Il faut donc poursuivre les efforts de pédagogie auprès des entreprises et des organisations professionnelles, de la part de la Commission européenne mais aussi, en France, des administrations telles que la direction générale du Trésor (DG Trésor) ou la DGDDI. « C’est aussi le travail que je souhaite que la Team France Export puisse faire au quotidien dans la proximité avec les entreprises », a complété le ministre.
Déjà, dans une première approche, les entreprises peuvent solliciter les conseils des cellules conseil aux entreprises dans les directions régionales de la douane, conseils précieux notamment en matière de règles d’origine, la douane étant seule habilitée à délivrer le « renseignement contraignant sur l’origine » (RCO), précieux sésame pour accéder aux préférences tarifaires des accords commerciaux.
Christine Gilguy
Le bilan du contrôle de l’application des accords
Chief Enforcement Officer : Denis Redonnet occupe cette fonction créée en 2020 par la Commission européenne pour renforcer le contrôle de l’application des accords commerciaux qu’elle signe avec les pays tiers, qui prévoient tous des clauses de règlement des différends.
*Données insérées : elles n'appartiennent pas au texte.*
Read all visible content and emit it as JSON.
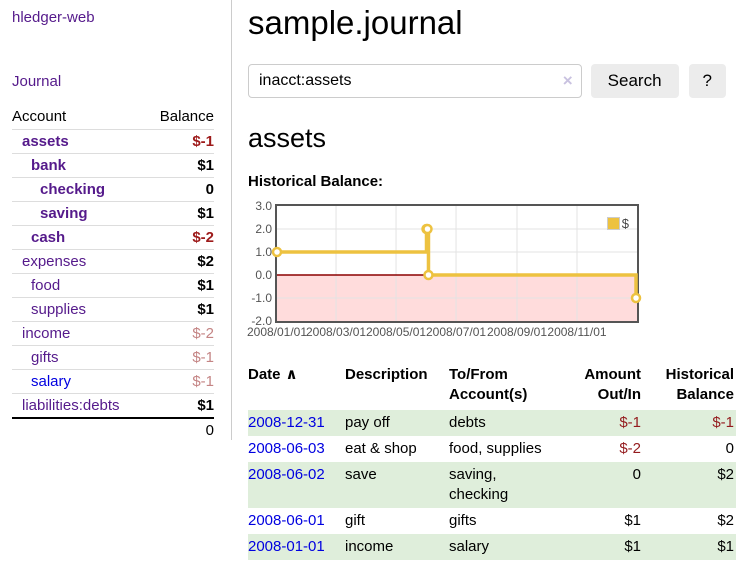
{
  "app": {
    "brand": "hledger-web",
    "nav_journal": "Journal"
  },
  "sidebar": {
    "header": {
      "account": "Account",
      "balance": "Balance"
    },
    "accounts": [
      {
        "name": "assets",
        "depth": 1,
        "balance": "$-1",
        "bold": true,
        "neg": "strong"
      },
      {
        "name": "bank",
        "depth": 2,
        "balance": "$1",
        "bold": true,
        "neg": ""
      },
      {
        "name": "checking",
        "depth": 3,
        "balance": "0",
        "bold": true,
        "neg": ""
      },
      {
        "name": "saving",
        "depth": 3,
        "balance": "$1",
        "bold": true,
        "neg": ""
      },
      {
        "name": "cash",
        "depth": 2,
        "balance": "$-2",
        "bold": true,
        "neg": "strong"
      },
      {
        "name": "expenses",
        "depth": 1,
        "balance": "$2",
        "bold": false,
        "neg": ""
      },
      {
        "name": "food",
        "depth": 2,
        "balance": "$1",
        "bold": false,
        "neg": ""
      },
      {
        "name": "supplies",
        "depth": 2,
        "balance": "$1",
        "bold": false,
        "neg": ""
      },
      {
        "name": "income",
        "depth": 1,
        "balance": "$-2",
        "bold": false,
        "neg": "muted"
      },
      {
        "name": "gifts",
        "depth": 2,
        "balance": "$-1",
        "bold": false,
        "neg": "muted"
      },
      {
        "name": "salary",
        "depth": 2,
        "balance": "$-1",
        "bold": false,
        "neg": "muted",
        "link_color": "blue"
      },
      {
        "name": "liabilities:debts",
        "depth": 1,
        "balance": "$1",
        "bold": false,
        "neg": ""
      }
    ],
    "total": "0"
  },
  "header": {
    "title": "sample.journal"
  },
  "search": {
    "value": "inacct:assets",
    "clear_icon": "×",
    "button_label": "Search",
    "help_label": "?"
  },
  "main": {
    "account_title": "assets",
    "chart_label": "Historical Balance:"
  },
  "chart_data": {
    "type": "line",
    "style": "steps",
    "title": "Historical Balance:",
    "series": [
      {
        "name": "$",
        "color": "#edc240",
        "points": [
          [
            "2008-01-01",
            1
          ],
          [
            "2008-06-01",
            2
          ],
          [
            "2008-06-02",
            2
          ],
          [
            "2008-06-03",
            0
          ],
          [
            "2008-12-31",
            -1
          ]
        ]
      }
    ],
    "ylim": [
      -2,
      3
    ],
    "y_ticks": [
      3.0,
      2.0,
      1.0,
      0.0,
      -1.0,
      -2.0
    ],
    "x_ticks": [
      "2008/01/01",
      "2008/03/01",
      "2008/05/01",
      "2008/07/01",
      "2008/09/01",
      "2008/11/01"
    ],
    "x_range": [
      "2008-01-01",
      "2009-01-01"
    ],
    "legend_position": "top-right",
    "grid": true,
    "colors": {
      "negative_region": "#ffdcdc",
      "zero_line": "#8b0000",
      "gridline": "#e3e3e3",
      "border": "#555555"
    }
  },
  "register": {
    "headers": {
      "date": "Date",
      "sort_indicator": "∧",
      "description": "Description",
      "accounts": "To/From Account(s)",
      "amount": "Amount Out/In",
      "balance": "Historical Balance"
    },
    "rows": [
      {
        "date": "2008-12-31",
        "description": "pay off",
        "accounts": "debts",
        "amount": "$-1",
        "amount_neg": true,
        "balance": "$-1",
        "balance_neg": true
      },
      {
        "date": "2008-06-03",
        "description": "eat & shop",
        "accounts": "food, supplies",
        "amount": "$-2",
        "amount_neg": true,
        "balance": "0",
        "balance_neg": false
      },
      {
        "date": "2008-06-02",
        "description": "save",
        "accounts": "saving, checking",
        "amount": "0",
        "amount_neg": false,
        "balance": "$2",
        "balance_neg": false
      },
      {
        "date": "2008-06-01",
        "description": "gift",
        "accounts": "gifts",
        "amount": "$1",
        "amount_neg": false,
        "balance": "$2",
        "balance_neg": false
      },
      {
        "date": "2008-01-01",
        "description": "income",
        "accounts": "salary",
        "amount": "$1",
        "amount_neg": false,
        "balance": "$1",
        "balance_neg": false
      }
    ]
  }
}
Il a donné un aperçu de son bilan lors de la journée accès aux marchés du 27 mars.
Pour lui, en matière de contrôle, « la clé, c’est la vitesse ». D’où une réorganisation de son service afin de « répondre rapidement » à tout signalement de nouvelle barrière au commerce, que ce soit le non- respect de normes, des obstacles non tarifaires ou des entraves à l’accès au marché, remonté par les opérateurs et services gouvernementaux des Etats membres de l’UE. Cela s’est notamment traduit par la mise en place d’un point d’entrée unique pour le dépôt des plaintes, le « Single entry point », sur la plateforme Access2Markets. « Depuis, 200 cas ont été traités et ont donné lieu à 80 plaintes » a indiqué Denis Redonnet. « Depuis octobre 2020, nous avons préservé l’équivalent de 7 milliards d’euros ».
Exemple de sujet de litige réglé bilatéralement ou via l’OMC : des problèmes de zonage et de respect des règles de l’OIT en matière de droit de travail avec la Corée du sud, ou des problèmes liée au système d’octroi de licences d’importation en Egypte. « fréquemment, on nous remonte des problème de délais de délivrance d’agrément ou de non-respect des règles de zonage dans le domaine agricole ». Denis Redonnet a appelé les opérateurs à ne pas hésiter à travailler avec son service dans ce domaine.